In the early spring of 1789 the desire to move westward seized upon Benjamin
Morehouse, of Dutchess County, N.Y., and it was not long before he set
out with his wife, three children and a few goods, on his way towards
a new country. His progress as far as Oneida was comparatively easy,
but from that village he had no path to follow but the Indian trail from
Oneida to Onondaga. Arrived here, he found the territory as wild
and unsettled as he could wish. His nearest neighbor was miles away,
the forests had never echoed to the ring of a woodsman's axe, and the fields
had never been tilled but by the Indian. And with the eye for scenic
beauty possessed by so many of America's pioneers, Benjamin Morehouse looked
about him and saw that the country was an ideal home. So at a place
about three and a half miles west of Manlius Village, then known by the
Indian name of Kasoongkta Flats, he quickly built a log house. In
1790 he changed his home into a tavern, which afterwards became noted in
Onondaga as the place for meeting of both civic and military character.

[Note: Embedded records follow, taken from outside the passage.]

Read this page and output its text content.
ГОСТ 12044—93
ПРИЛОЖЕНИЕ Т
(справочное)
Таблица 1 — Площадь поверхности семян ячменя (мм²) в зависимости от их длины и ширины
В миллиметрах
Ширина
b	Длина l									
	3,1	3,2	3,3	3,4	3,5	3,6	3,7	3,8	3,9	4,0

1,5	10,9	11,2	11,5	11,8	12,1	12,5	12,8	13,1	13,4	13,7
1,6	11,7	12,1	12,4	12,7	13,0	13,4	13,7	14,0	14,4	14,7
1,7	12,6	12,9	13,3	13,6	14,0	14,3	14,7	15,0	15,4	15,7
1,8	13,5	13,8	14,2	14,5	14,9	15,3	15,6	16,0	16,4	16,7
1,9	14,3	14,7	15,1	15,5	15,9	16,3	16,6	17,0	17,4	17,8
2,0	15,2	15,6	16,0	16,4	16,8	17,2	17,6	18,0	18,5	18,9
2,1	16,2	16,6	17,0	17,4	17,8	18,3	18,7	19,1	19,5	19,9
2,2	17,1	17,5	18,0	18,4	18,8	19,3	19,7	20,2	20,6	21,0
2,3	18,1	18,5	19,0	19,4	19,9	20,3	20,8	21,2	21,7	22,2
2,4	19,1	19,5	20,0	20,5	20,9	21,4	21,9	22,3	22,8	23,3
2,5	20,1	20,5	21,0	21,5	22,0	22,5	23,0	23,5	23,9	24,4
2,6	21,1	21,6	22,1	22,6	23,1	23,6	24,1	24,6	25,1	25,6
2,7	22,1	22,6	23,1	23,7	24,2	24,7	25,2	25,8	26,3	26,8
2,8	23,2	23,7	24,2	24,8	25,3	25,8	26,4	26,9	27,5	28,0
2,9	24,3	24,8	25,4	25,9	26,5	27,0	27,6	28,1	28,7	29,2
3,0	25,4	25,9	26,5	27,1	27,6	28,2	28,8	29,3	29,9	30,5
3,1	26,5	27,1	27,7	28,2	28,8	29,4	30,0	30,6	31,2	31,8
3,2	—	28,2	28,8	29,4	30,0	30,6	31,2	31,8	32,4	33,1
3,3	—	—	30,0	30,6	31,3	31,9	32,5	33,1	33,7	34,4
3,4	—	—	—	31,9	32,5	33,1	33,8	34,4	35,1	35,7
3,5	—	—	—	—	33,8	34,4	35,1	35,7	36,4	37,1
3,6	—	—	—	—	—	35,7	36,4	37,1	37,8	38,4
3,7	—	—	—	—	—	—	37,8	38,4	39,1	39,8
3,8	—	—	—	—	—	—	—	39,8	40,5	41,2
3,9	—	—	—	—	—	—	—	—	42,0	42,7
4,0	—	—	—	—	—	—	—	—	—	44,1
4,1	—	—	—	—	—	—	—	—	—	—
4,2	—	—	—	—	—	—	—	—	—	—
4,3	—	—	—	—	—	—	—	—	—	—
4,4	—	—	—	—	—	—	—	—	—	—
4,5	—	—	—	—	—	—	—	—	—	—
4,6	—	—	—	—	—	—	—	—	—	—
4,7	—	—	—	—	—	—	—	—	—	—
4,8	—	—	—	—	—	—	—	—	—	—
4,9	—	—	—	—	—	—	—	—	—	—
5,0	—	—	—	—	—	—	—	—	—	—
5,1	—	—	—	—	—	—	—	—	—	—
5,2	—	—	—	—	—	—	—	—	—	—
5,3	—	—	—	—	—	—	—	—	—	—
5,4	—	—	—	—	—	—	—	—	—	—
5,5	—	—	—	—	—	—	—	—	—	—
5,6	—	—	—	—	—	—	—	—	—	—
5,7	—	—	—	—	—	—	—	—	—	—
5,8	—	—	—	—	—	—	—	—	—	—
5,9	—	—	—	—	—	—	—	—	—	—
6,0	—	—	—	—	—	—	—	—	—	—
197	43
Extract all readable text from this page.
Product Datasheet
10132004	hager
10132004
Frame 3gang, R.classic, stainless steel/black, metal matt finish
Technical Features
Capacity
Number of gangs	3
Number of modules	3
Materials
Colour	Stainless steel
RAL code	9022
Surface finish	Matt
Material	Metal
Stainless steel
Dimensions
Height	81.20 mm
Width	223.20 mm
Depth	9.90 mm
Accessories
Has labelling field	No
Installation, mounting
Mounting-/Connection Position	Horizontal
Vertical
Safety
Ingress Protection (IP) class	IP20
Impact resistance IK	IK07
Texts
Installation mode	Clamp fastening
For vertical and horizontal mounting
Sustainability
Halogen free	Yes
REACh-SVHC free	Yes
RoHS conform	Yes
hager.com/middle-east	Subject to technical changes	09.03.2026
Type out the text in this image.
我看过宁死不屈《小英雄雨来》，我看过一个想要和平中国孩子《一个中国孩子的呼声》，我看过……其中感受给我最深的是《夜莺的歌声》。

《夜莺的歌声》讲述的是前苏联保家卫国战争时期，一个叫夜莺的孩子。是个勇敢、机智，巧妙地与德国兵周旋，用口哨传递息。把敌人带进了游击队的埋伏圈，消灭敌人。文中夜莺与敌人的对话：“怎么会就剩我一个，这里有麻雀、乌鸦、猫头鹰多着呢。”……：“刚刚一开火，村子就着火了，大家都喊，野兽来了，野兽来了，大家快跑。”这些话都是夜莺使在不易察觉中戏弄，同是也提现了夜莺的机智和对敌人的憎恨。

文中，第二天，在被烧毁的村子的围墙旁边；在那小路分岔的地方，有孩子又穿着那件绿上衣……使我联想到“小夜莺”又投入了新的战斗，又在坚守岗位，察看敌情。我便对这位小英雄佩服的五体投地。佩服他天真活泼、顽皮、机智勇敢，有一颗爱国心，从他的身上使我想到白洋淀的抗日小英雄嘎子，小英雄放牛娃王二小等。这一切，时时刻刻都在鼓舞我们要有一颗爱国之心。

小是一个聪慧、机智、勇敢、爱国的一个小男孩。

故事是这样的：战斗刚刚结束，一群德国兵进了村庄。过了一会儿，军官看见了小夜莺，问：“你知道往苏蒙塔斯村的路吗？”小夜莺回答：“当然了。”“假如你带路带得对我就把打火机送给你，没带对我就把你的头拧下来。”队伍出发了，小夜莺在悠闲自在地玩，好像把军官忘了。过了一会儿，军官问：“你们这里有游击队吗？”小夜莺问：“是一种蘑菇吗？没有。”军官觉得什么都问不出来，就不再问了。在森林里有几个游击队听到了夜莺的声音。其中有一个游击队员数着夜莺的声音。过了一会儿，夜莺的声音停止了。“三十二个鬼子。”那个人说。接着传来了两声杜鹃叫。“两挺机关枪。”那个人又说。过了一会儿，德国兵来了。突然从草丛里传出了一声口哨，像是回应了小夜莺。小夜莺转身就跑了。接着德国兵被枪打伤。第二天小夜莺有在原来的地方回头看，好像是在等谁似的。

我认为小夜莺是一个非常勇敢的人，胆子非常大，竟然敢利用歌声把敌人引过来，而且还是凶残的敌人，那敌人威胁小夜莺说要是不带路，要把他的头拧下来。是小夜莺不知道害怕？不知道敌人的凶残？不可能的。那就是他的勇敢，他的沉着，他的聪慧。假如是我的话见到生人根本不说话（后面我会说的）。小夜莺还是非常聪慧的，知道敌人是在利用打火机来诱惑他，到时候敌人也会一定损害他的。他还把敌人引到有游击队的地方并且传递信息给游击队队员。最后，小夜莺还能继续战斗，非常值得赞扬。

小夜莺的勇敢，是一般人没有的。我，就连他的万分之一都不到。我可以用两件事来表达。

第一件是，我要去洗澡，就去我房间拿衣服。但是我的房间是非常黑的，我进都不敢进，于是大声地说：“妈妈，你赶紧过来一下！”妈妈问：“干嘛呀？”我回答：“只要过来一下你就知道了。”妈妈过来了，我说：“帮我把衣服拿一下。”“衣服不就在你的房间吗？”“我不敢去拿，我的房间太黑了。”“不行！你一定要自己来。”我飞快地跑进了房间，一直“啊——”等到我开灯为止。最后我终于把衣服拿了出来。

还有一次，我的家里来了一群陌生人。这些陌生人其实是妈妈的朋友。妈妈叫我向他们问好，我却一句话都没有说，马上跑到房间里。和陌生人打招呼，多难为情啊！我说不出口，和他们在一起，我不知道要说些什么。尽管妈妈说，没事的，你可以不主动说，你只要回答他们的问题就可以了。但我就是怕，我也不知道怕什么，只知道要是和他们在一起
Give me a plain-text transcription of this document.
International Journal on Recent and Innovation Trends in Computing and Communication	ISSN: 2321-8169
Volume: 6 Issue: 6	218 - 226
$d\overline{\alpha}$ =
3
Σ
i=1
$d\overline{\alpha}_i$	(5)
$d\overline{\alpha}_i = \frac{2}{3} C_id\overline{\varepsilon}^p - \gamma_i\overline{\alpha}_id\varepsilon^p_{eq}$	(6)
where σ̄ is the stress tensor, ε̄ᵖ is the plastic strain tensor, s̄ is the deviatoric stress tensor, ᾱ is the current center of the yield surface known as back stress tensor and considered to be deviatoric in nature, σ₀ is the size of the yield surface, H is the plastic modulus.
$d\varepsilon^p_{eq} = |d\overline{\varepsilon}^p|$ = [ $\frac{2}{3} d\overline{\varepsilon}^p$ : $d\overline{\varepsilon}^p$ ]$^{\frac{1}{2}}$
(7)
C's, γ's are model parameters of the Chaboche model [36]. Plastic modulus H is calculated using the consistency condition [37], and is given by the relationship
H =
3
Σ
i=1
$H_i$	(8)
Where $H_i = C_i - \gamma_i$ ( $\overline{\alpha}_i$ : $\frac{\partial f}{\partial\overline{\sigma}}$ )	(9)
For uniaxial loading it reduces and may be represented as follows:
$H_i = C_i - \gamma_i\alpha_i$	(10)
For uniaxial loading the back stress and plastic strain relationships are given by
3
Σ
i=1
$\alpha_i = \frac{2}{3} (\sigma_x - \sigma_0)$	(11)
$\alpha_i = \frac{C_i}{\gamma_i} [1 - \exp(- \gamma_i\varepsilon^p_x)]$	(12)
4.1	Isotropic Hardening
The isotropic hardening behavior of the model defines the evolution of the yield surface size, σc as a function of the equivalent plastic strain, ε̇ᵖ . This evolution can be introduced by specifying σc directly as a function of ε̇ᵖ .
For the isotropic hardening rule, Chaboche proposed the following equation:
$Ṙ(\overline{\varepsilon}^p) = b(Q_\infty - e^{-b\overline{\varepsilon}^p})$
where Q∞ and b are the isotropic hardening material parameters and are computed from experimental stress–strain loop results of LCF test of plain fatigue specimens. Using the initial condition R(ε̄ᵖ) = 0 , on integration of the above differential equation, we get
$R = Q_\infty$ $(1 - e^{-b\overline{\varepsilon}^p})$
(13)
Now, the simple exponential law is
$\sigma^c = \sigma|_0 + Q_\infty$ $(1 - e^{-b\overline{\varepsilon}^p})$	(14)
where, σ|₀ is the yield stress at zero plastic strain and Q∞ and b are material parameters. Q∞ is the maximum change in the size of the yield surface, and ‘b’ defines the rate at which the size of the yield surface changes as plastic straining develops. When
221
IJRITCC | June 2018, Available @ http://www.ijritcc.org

Life at the tavern was not one of ease, nor was the place where extravagance
in the matters of diet was permitted. In 1791 Mr. Morehouse went
on foot to Herkimer and obtained thirty pounds of wheaten flour, and at
Westmoreland, Oneida County, he had a plow share sharpened by a blacksmith,
both of which he carried home on his back. The flour
lasted the family nearly a year.
From 1790 to 1800 settlers became more numerous in this vicinity.
In 1791 Dr. Holbrook, the first physician of the town, located
in Jamesville. In the same year John Young settled at Orville, the
place being called "Youngville" for some years. He opened a tavern
there, and became the first Justice of the Peace in the town. In
1795 was built the first school house for Jamesville; this was situated
east of the village. The first school house in Jamesville was
built in 1806. A saw mill is among the early necessities of a new
country, and in 1895 one was built by Oliver Owen, and in it was cut the
lumber for the first frame dwelling in this neighborhood, and which was
built two years later by Jeremiah Jackson.
In a pretty rural cemetery about a mile south of Jamesville is a marble
slab bearing the inscription: "Moses DeWitt, Major of militia and
Judge of the County Courts; one of the first, most active and useful settlers
of the county." It was after this man that the town of DeWitt was
named, when on April 12th, 1835, it was divided from the town of Manlius.
At the organization of Onondaga county in 1794, Moses DeWitt was appointed
Judge of the Courts, Surrogate and Justice of the Peace, and in that year
also chosen supervisor of the town of Pompey.
Jamesville took its name from the "Jamesville Iron and Woolen Factory"
which was started, we believe in (unreadable) by Stephen Hungerford,
and which in 1809 was incorporated by the state legislature.
The name of the village was first published on July 4th, 1810, when a great
celebration was given in honor of the event.